DWORD dwLockFlags = D3DLOCK_NOOVERWRITE;
// Check to see if the entire vertex buffer has been used up yet.
if( m_nNextVertexData > m_nSizeOfVB - nSizeOfData )
{
// No space remains. Start over from the beginning
// of the vertex buffer.
dwLockFlags = D3DLOCK_DISCARD;
m_nNextVertexData = 0;
}
// Lock the vertex buffer.
BYTE* pBytes;
if( FAILED( m_pVertexBuffer->Lock( (UINT)m_nNextVertexData, nSizeOfData,
&pBytes, dwLockFlags ) ) )
return false;
// Copy the vertices into the vertex buffer.

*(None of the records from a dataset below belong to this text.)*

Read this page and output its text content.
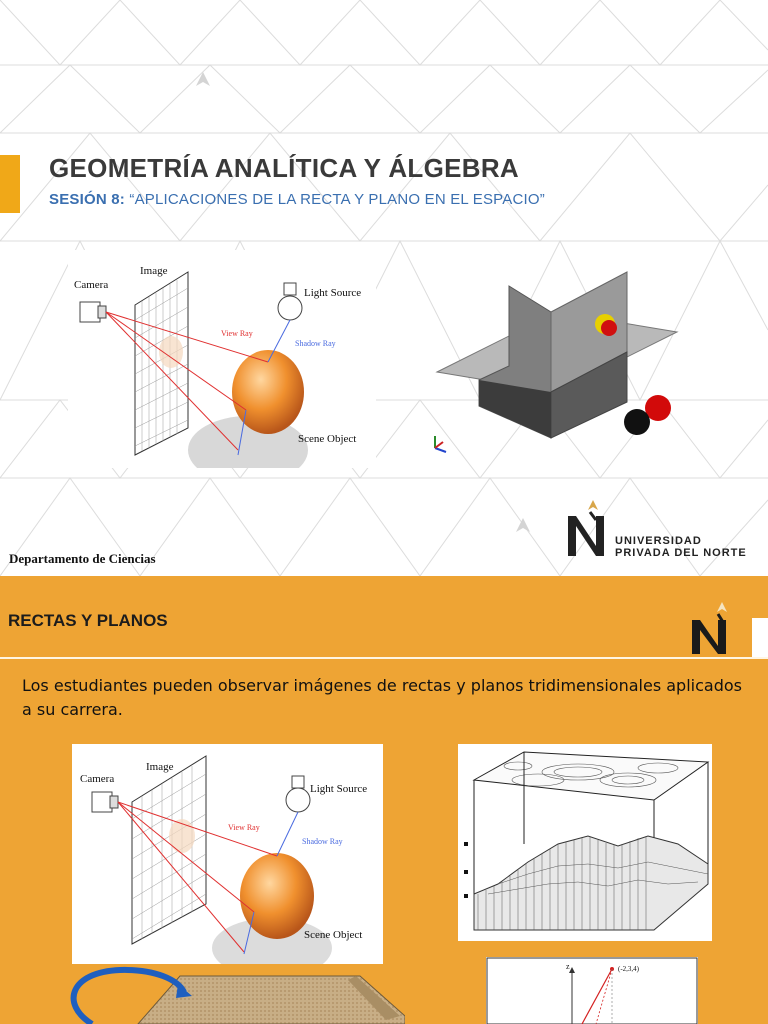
GEOMETRÍA ANALÍTICA Y ÁLGEBRA
SESIÓN 8: “APLICACIONES DE LA RECTA Y PLANO EN EL ESPACIO”
Camera
Image
Light Source
View Ray
Shadow Ray
Scene Object
Departamento de Ciencias
UNIVERSIDAD
PRIVADA DEL NORTE
RECTAS Y PLANOS
Los estudiantes pueden observar imágenes de rectas y planos tridimensionales aplicados a su carrera.
Camera
Image
Light Source
View Ray
Shadow Ray
Scene Object
z	(-2,3,4)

memcpy( pBytes, pVertices, nSizeOfData );
m_pVertexBuffer->Unlock();
// Render the primitives.
m_pDevice->DrawPrimitive( D3DPT_TRIANGLELIST,
m_nNextVertexData/m_nVertexStride, nNumberOfVertices/3)
// Advance to the next position in the vertex buffer.
m_nNextVertexData += nSizeOfData;
"Static" and "dynamic" are just hints to the Direct3D driver so that it can place them in appropriate memory for maximum performance. Static buffers are uploaded to VRAM (for maximum speed) and never changed. Dynamic buffers can be uploaded into VRAM (slow to read from, but fast to render/write) or AGP ram (fast to read/write but slow to render). Direct3D can also keep two copies of dynamic vertex buffers (on
缓冲区的“静态”和“动态”正好说明了Direct3D驱动程序为了最大化性能而把它们放置到合适的存储器上。静态缓冲区被上传到VRAM(video RAM)(最大化速度),将不会改变。动态缓冲区被上传到VRAM(读取操作很慢,但是渲染/写操作很快),或者被上传到AGP RAM(读/写很快,但是渲染很慢)。Direct3D也可以保持动态缓冲区的2份拷贝(一个位于VRAM,另外一个位于AGP存储器)。和静态缓冲区不同的是,动态缓冲区可以被锁定/解锁,而且每帧都可以改变。
You are right, you should sort the vertex buffers by texture to minimize texture switches because texture switches are most expensive to the GPU.
你应该按照最小化纹理转换的方式来对顶点缓冲区排序,因为纹理转换对于CPU有最大的代价。
If by instantiating a vb you mean dynamically allocating a vertex buffer every frame, then yes, it sounds like a big performance hit. Instead, you should allocate a dynamic buffer with enough storage on
如果按照你的意思,通过对一个VB举例,就是动态地在每帧为顶点缓冲区分配内存,那么这是正确的,这听起来好像是一个很大的性能下降。相反,你应该一次性地为动态的缓冲区分配足够大的存储空间,接着使用D3D的锁定机制来在每帧中更新它。
As far as I know, batching is used in multi-threaded applications. In a multi-threaded setup there is usually on
EDIT: I almost forgot, there is also another definition for batching. Batching is a method of optimizing the GPU's triangle throughtput(吞吐量,产出率). It's done by splitting up large vertex buffers into smaller batches or organizing smaller vertex buffers into on
Index buffers are used for drawing Indexed Primitives. An index buffer stores integer values that point to the individual vertices in the current vertex buffer. It's a way to separate geometry from topology: the vertex buffer contains vertices and the index buffer contains polygons.
索引缓冲区被用于绘制被索引的图元。一个顶点缓冲区存储了指向当前顶点缓冲区的各个顶点的integer值。区分几何学和拓扑学的方法是:顶点缓冲区包含了顶点,索引缓冲区包含了多边形。
The disadvantages of an index buffer you find at lighting and texture mapping. When you use on
使用光照和纹理映射时,你会发现索引缓冲区的缺点。当你对于多个三角形使用仅仅一个顶点时,那么你也仅仅拥有一个normal向量和一对纹理坐标。你将会看到立方体的3条边上纹理被错误地映射。同样的,当你使用了光照,你也会看到仅仅立方体的2条边被正确地光照处理,因为normal向量仅仅对于每个顶点的一个三角形是正确的。